А потом снова купил билеты на аттракцион.
И еще была долгая прогулка вдоль реки по набережной. Бледный свет фонарей пятнами лежал на воде, а где-то вдали печально и нежно пел саксофон.
— Надо возвращаться, — со странной тоской в голосе сказал Мэл.
— Надо, — тихо откликнулась Тася.
От этой мысли стало грустно. Мрачный готический особняк словно встал между ними и вытянул всю радость этого дня, подобно черной дыре.
Там все снова будет, как прежде. И завтра день Дэмиана.
При мысли о том, что завтра ей придется отдаваться старшему ди Небиросу, Тася почувствовала отвращение. Ей не хотелось этого. Ни плети, ни оргазмов, ни страха и необходимости следить за каждым словом.

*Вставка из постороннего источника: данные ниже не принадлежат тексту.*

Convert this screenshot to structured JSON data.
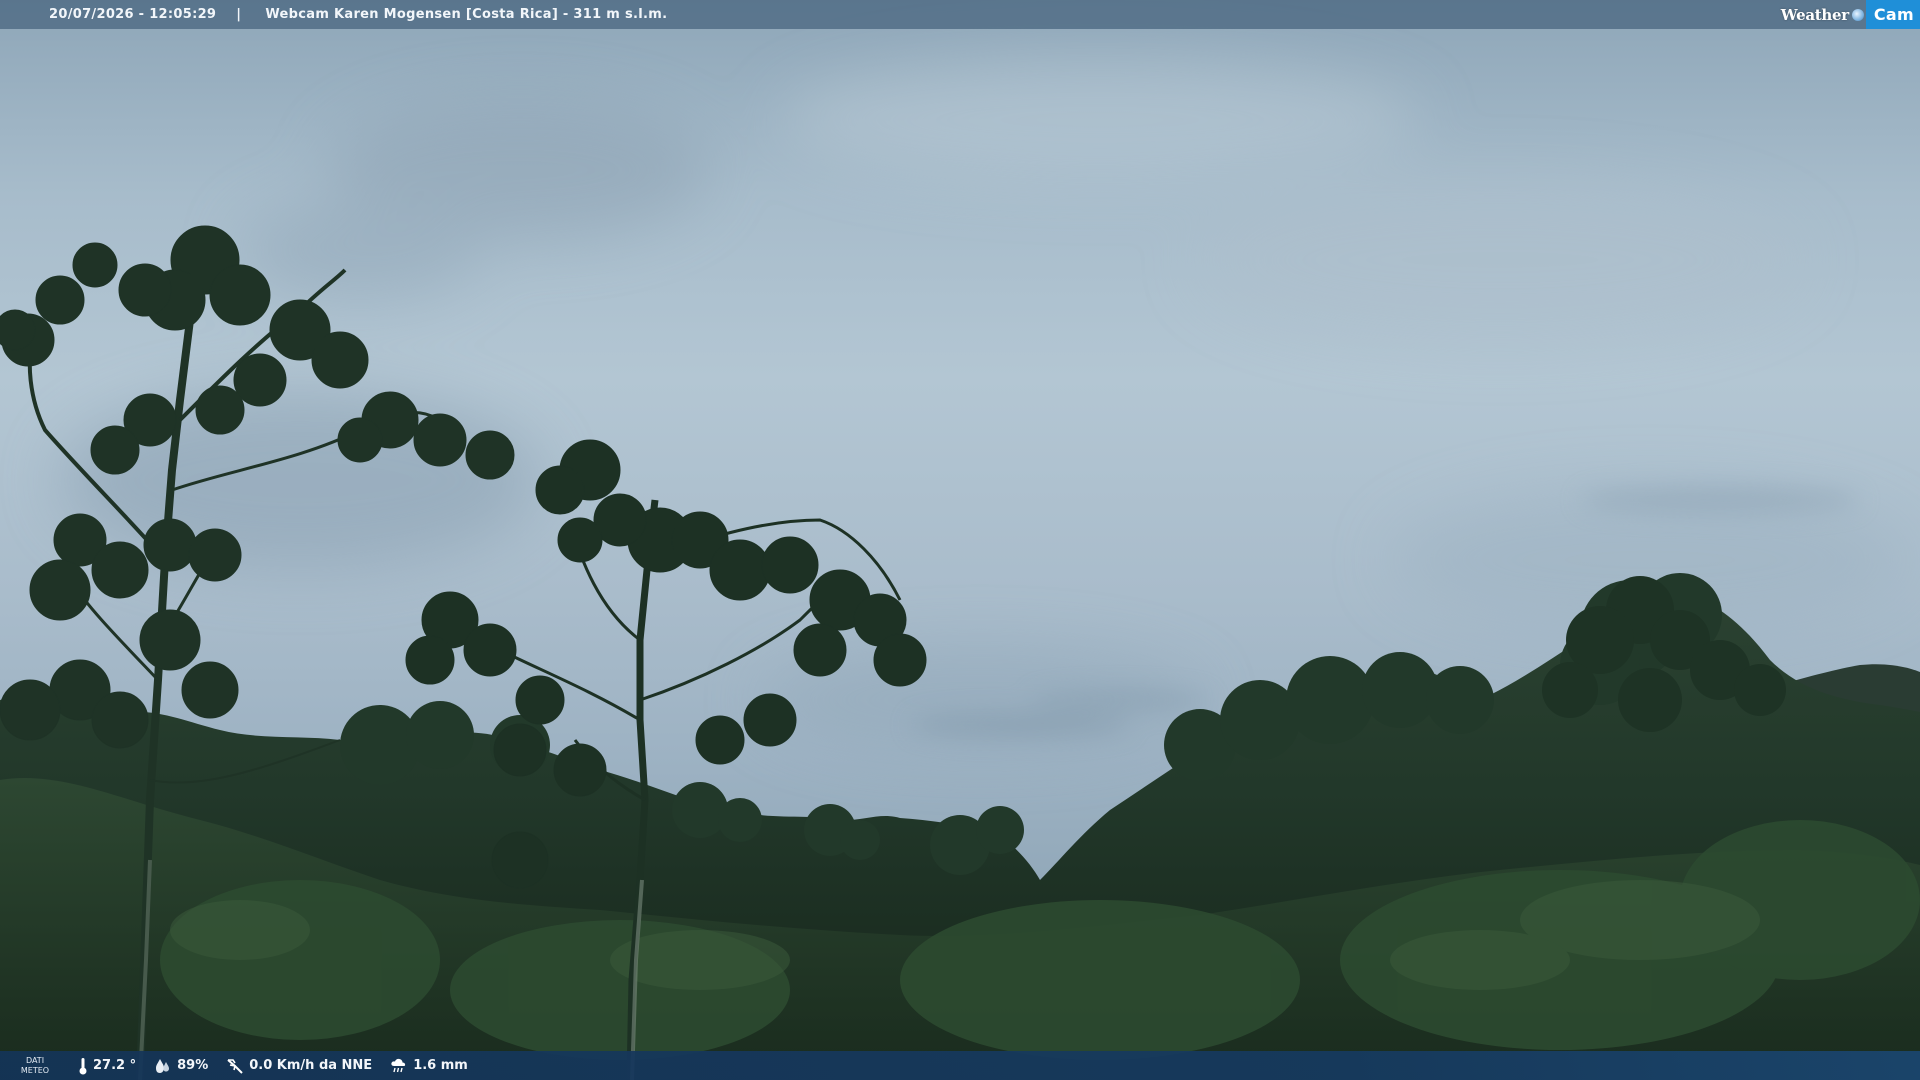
{
  "header": {
    "timestamp": "20/07/2026 - 12:05:29",
    "separator": "|",
    "camera_title": "Webcam Karen Mogensen [Costa Rica] - 311 m s.l.m.",
    "brand_weather": "Weather",
    "brand_cam": "Cam",
    "brand_colors": {
      "cam_box": "#1f8fd8"
    }
  },
  "weather_bar": {
    "section_label": "DATI\nMETEO",
    "section_label_line1": "DATI",
    "section_label_line2": "METEO",
    "temperature": "27.2 °",
    "humidity": "89%",
    "wind": "0.0 Km/h da NNE",
    "rain": "1.6 mm",
    "icons": [
      "thermometer-icon",
      "humidity-drops-icon",
      "wind-vane-icon",
      "rain-cloud-icon"
    ]
  },
  "scene": {
    "colors": {
      "sky_top": "#8ea6b8",
      "sky_mid": "#b3c6d3",
      "foliage_dark": "#17291b",
      "foliage_mid": "#24402a",
      "tree_silhouette": "#1e3426"
    }
  }
}
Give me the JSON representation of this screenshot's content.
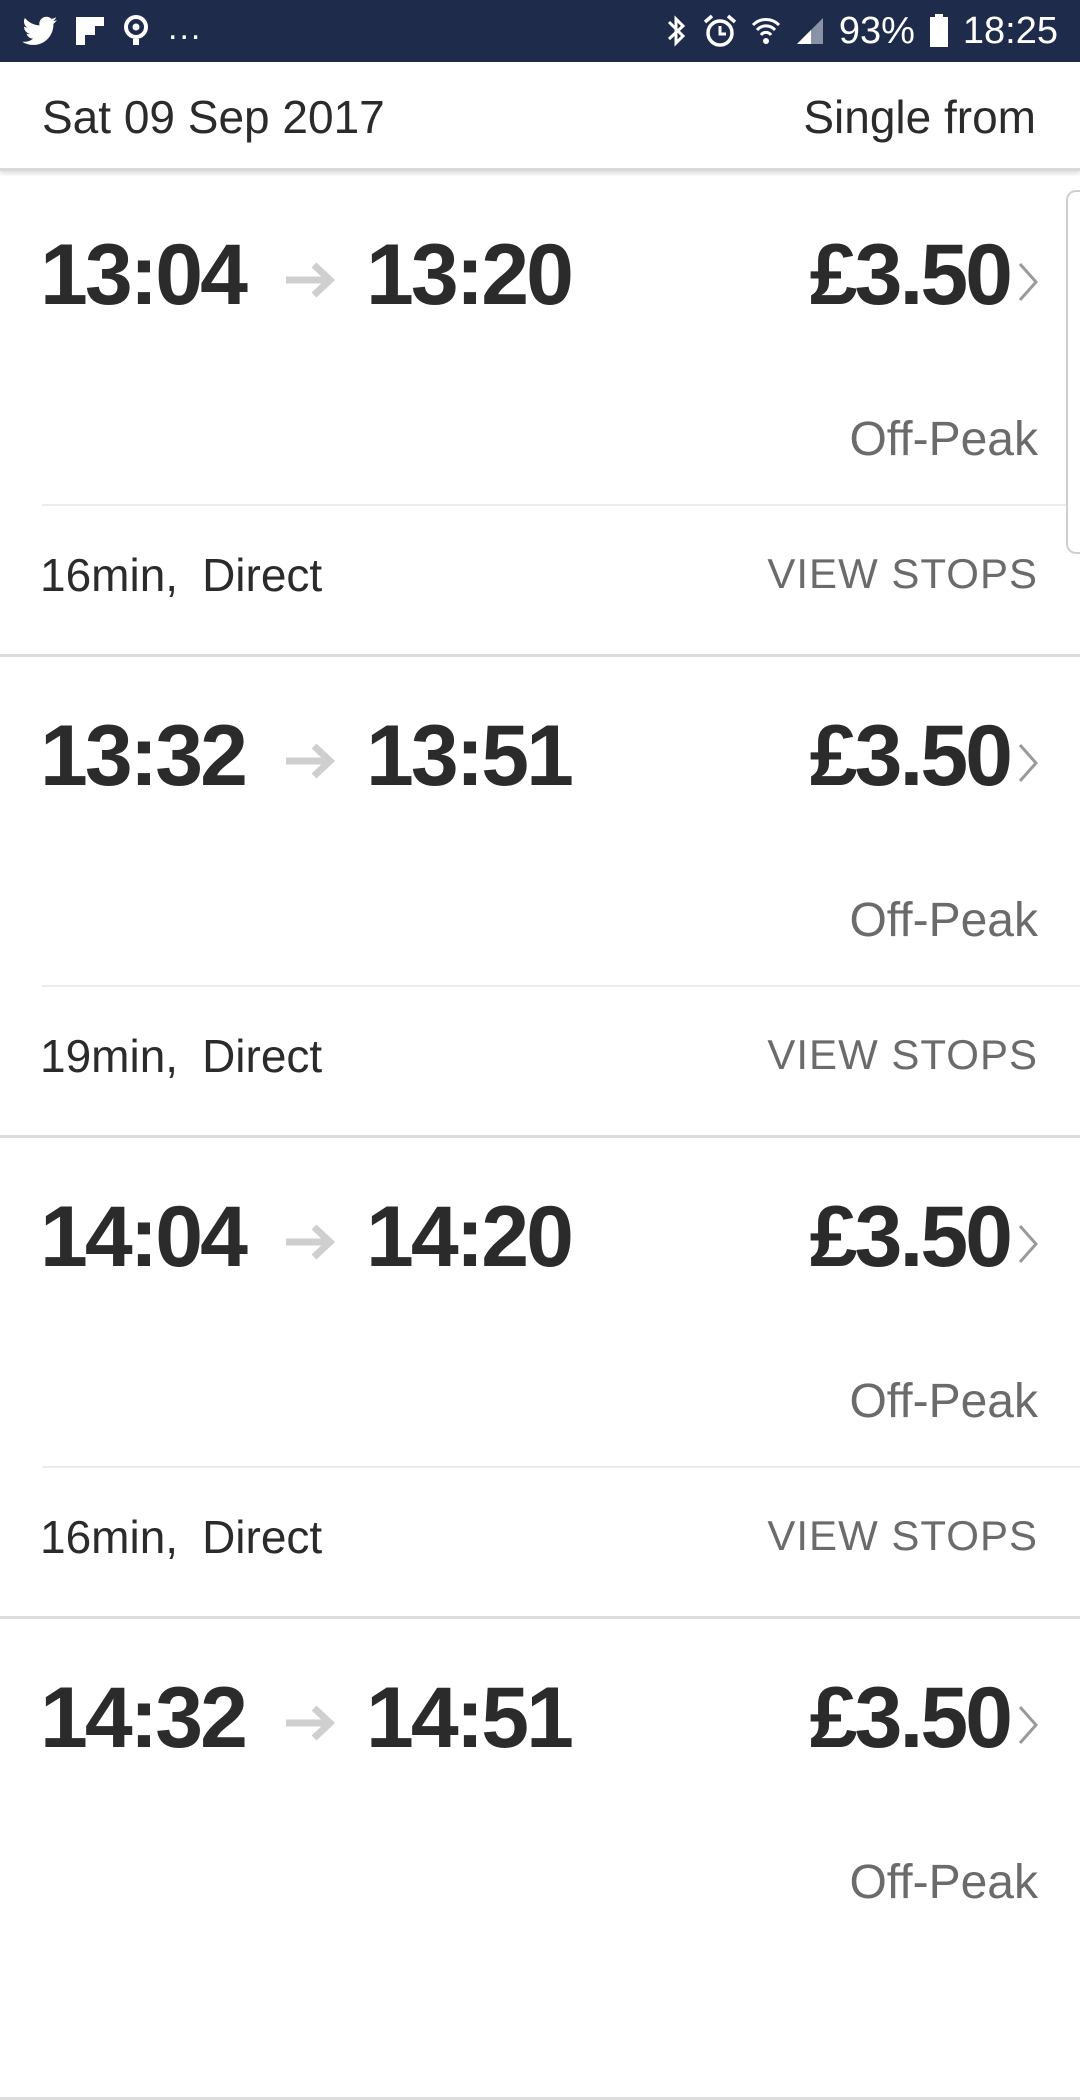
{
  "status_bar": {
    "dots": "...",
    "battery": "93%",
    "time": "18:25",
    "icons": [
      "twitter-icon",
      "flipboard-icon",
      "location-pin-icon",
      "bluetooth-icon",
      "alarm-icon",
      "wifi-icon",
      "signal-icon",
      "battery-icon"
    ],
    "background": "#1e2b4a"
  },
  "header": {
    "date": "Sat 09 Sep 2017",
    "single_from": "Single from"
  },
  "journeys": [
    {
      "depart": "13:04",
      "arrive": "13:20",
      "price": "£3.50",
      "fare_type": "Off-Peak",
      "duration": "16min,",
      "type": "Direct",
      "view_stops": "VIEW STOPS"
    },
    {
      "depart": "13:32",
      "arrive": "13:51",
      "price": "£3.50",
      "fare_type": "Off-Peak",
      "duration": "19min,",
      "type": "Direct",
      "view_stops": "VIEW STOPS"
    },
    {
      "depart": "14:04",
      "arrive": "14:20",
      "price": "£3.50",
      "fare_type": "Off-Peak",
      "duration": "16min,",
      "type": "Direct",
      "view_stops": "VIEW STOPS"
    },
    {
      "depart": "14:32",
      "arrive": "14:51",
      "price": "£3.50",
      "fare_type": "Off-Peak",
      "duration": "",
      "type": "",
      "view_stops": ""
    }
  ]
}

Сегодняшний день был, как сказка, но сказки имеют свойство заканчиваться. И тогда ещё больнее возвращаться в опостылевшую реальность.
Она остановилась и помотала головой. Что она делает? Неужели лучше, если бы в ее жизни никогда не было этого прекрасного дня, Музея иллюзий, демоновых горок, заботы и нежности Армеллина ди Небироса?! Так разве правильно рыдать и дуться в благодарность за все хорошее, что он для нее сделал?